Failure arrives in many forms when you play Kerbal Space Program, surprising you when you least expect it. You can run out of fuel, land too fast, or simply build a rocket that is inherently doomed to rip itself apart. Watching rockets crash into things at high speeds is fun, but it’s heartbreaking to have your flight end in disaster after committing time to the rest of the journey.
Luckily the ship building system is easy to use so you should be able to put together something which is vaguely flyable. Parts clip neatly together, and there are a range of fuel tanks, thrusters, and cockpits from which to choose. The two main types of vehicle are space planes and rockets, but you can also build wheeled vehicles, space stations, and satellites. You build rockets in stages, so that you can jettison fuel containers as they are emptied. Carrying dead weight into orbit is likely to doom your mission, so you’ll need to design your stages carefully.
Kerbal Space Program is still in development, but already there are a variety of scenarios and training missions. The training is useful to give you an understanding of the less self-explanatory parts of the game, such as adjusting orbits. The scenarios put you into difficult situations and let you try and get out of them, and this is good practice for when you get to your own missions.

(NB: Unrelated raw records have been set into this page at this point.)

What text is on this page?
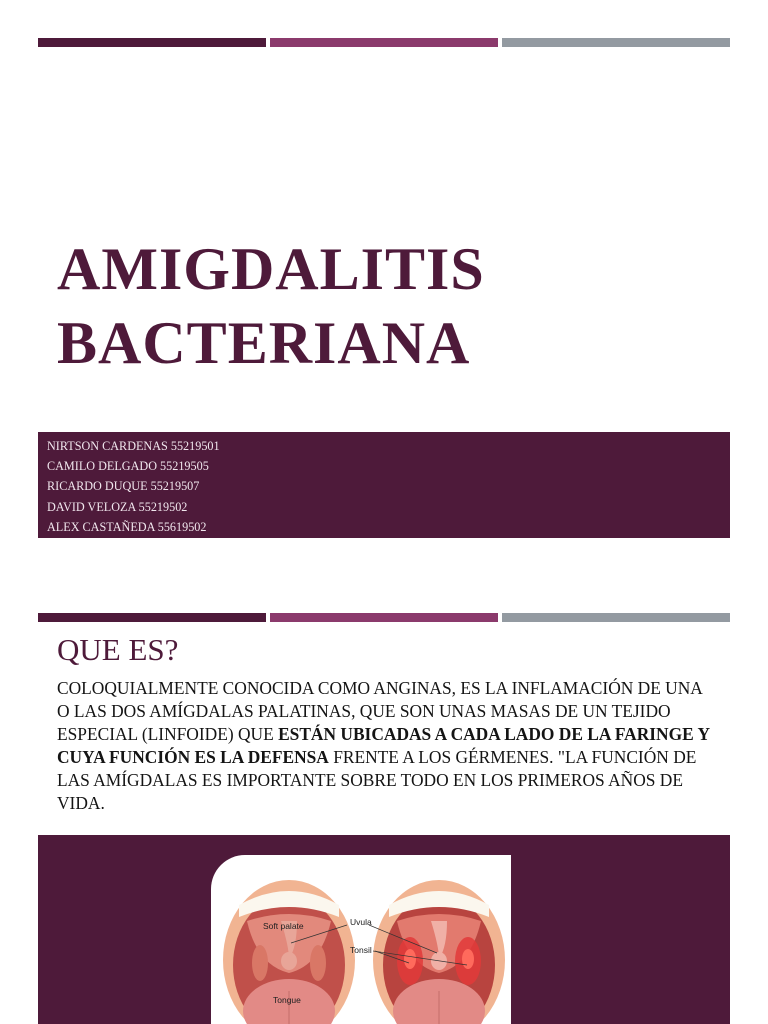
AMIGDALITIS
BACTERIANA
NIRTSON CARDENAS 55219501
CAMILO DELGADO 55219505
RICARDO DUQUE 55219507
DAVID VELOZA 55219502
ALEX CASTAÑEDA 55619502
QUE ES?

COLOQUIALMENTE CONOCIDA COMO ANGINAS, ES LA INFLAMACIÓN DE UNA O LAS DOS AMÍGDALAS PALATINAS, QUE SON UNAS MASAS DE UN TEJIDO ESPECIAL (LINFOIDE) QUE ESTÁN UBICADAS A CADA LADO DE LA FARINGE Y CUYA FUNCIÓN ES LA DEFENSA FRENTE A LOS GÉRMENES. "LA FUNCIÓN DE LAS AMÍGDALAS ES IMPORTANTE SOBRE TODO EN LOS PRIMEROS AÑOS DE VIDA.

Soft palate	Uvula
Tonsil
Tongue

Eventually the game will contain a mode where you need to create your own space program. The costs of building rockets will presumably be offset by making money from missions, and this should make the game feel more directed. Crashing ships might be fun, but it does grow dull, and the real substance of the game is found in building efficient spacecraft and attempting to reach other planets.
Kerbal Space Program isn’t just for people who are interested in spacecraft. It’s a simulation, but it’s rarely restrictive and dull. You have the freedom to create your own designs, and when they fall apart you can laugh and try again. The game brings a sense of humor to the world of scientific simulation. Kerbal Space Program can be bought right now, and it’s recently been made available on Steam and Linux (I played the gabber on Ubuntu). There’s even a free demo. It’s still in development, but it’s already very playable, and I’d recommend that you give it a try.
A review copy of this game was provided by the developer for that purpose.